Néstor es el más joven de los cuatro y por eso a Verónica le preocupa menos. Es posible que logre colocarse en otro restaurante y que llegue a cumplir su sueño: estudiar para chef. Un día que Adolfina no pudo ir a trabajar se ofreció a sustituirla mientras regresaba. Entre risas burlonas, Carlota salió a comentarlo con sus compañeros y antes de volver a su estufa y sus hornos soltó una de sus ocurrencias: Ya mero que voy a recibir en mi cocina a semejante grandulón. Desde entonces todos lo apodan así: Grandulón.

IV

Son las seis cuarenta de la tarde y hay orden de que los restaurantes cierren a las siete. Tras una breve consulta a sus compañeros, Refugio se acerca a Verónica. Le habla en voz baja y con esfuerzos.
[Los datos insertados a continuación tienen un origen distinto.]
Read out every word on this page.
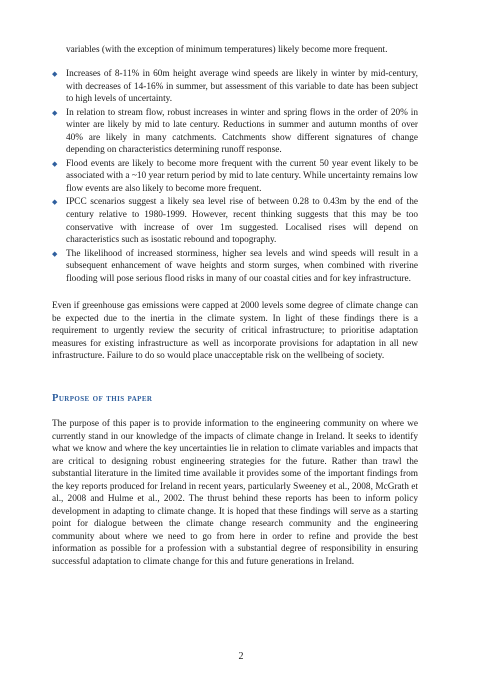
variables (with the exception of minimum temperatures) likely become more frequent.
◆ Increases of 8-11% in 60m height average wind speeds are likely in winter by mid-century, with decreases of 14-16% in summer, but assessment of this variable to date has been subject to high levels of uncertainty.
◆ In relation to stream flow, robust increases in winter and spring flows in the order of 20% in winter are likely by mid to late century. Reductions in summer and autumn months of over 40% are likely in many catchments. Catchments show different signatures of change depending on characteristics determining runoff response.
◆ Flood events are likely to become more frequent with the current 50 year event likely to be associated with a ~10 year return period by mid to late century. While uncertainty remains low flow events are also likely to become more frequent.
◆ IPCC scenarios suggest a likely sea level rise of between 0.28 to 0.43m by the end of the century relative to 1980-1999. However, recent thinking suggests that this may be too conservative with increase of over 1m suggested. Localised rises will depend on characteristics such as isostatic rebound and topography.
◆ The likelihood of increased storminess, higher sea levels and wind speeds will result in a subsequent enhancement of wave heights and storm surges, when combined with riverine flooding will pose serious flood risks in many of our coastal cities and for key infrastructure.
Even if greenhouse gas emissions were capped at 2000 levels some degree of climate change can be expected due to the inertia in the climate system. In light of these findings there is a requirement to urgently review the security of critical infrastructure; to prioritise adaptation measures for existing infrastructure as well as incorporate provisions for adaptation in all new infrastructure. Failure to do so would place unacceptable risk on the wellbeing of society.
Purpose of this paper
The purpose of this paper is to provide information to the engineering community on where we currently stand in our knowledge of the impacts of climate change in Ireland. It seeks to identify what we know and where the key uncertainties lie in relation to climate variables and impacts that are critical to designing robust engineering strategies for the future. Rather than trawl the substantial literature in the limited time available it provides some of the important findings from the key reports produced for Ireland in recent years, particularly Sweeney et al., 2008, McGrath et al., 2008 and Hulme et al., 2002. The thrust behind these reports has been to inform policy development in adapting to climate change. It is hoped that these findings will serve as a starting point for dialogue between the climate change research community and the engineering community about where we need to go from here in order to refine and provide the best information as possible for a profession with a substantial degree of responsibility in ensuring successful adaptation to climate change for this and future generations in Ireland.
2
–Ya casi es hora. ­¿Cerramos?

–Hasta las siete. En veinte minutos puede suceder algo... ¿Qué me miras?

–Como usted siempre anda de arriba para abajo, ahorita que la vi sentada en la mesa que siempre ocupaba su padre, me pareció verlo a él.

Verónica acaricia el mantel como si estuviera acariciando la mano de su padre. Ese breve contacto vence su resistencia y, sin poder evitarlo, las lágrimas escurren por sus mejillas. Se avergüenza, no le gusta mostrar su debilidad ante quienes la rodean. Con esfuerzos se sobrepone a su angustia y empieza a recordarles, como si ellos no lo hubieran vivido, los domingos de trajín, de risas y las conversaciones ensordecedoras, las navidades adornadas con festones, esferas y nochebuenas.

Se interrumpe. No puede más. De pie, mira de frente, por última vez, a quienes fueron sus colaboradores. Percibir su emoción, su solidaridad, su respeto, la lleva a reconocer que comparten una profunda amistad, una de esas que se condimentan con los sabores de la vida y se cocinan a fuego muy, muy lento.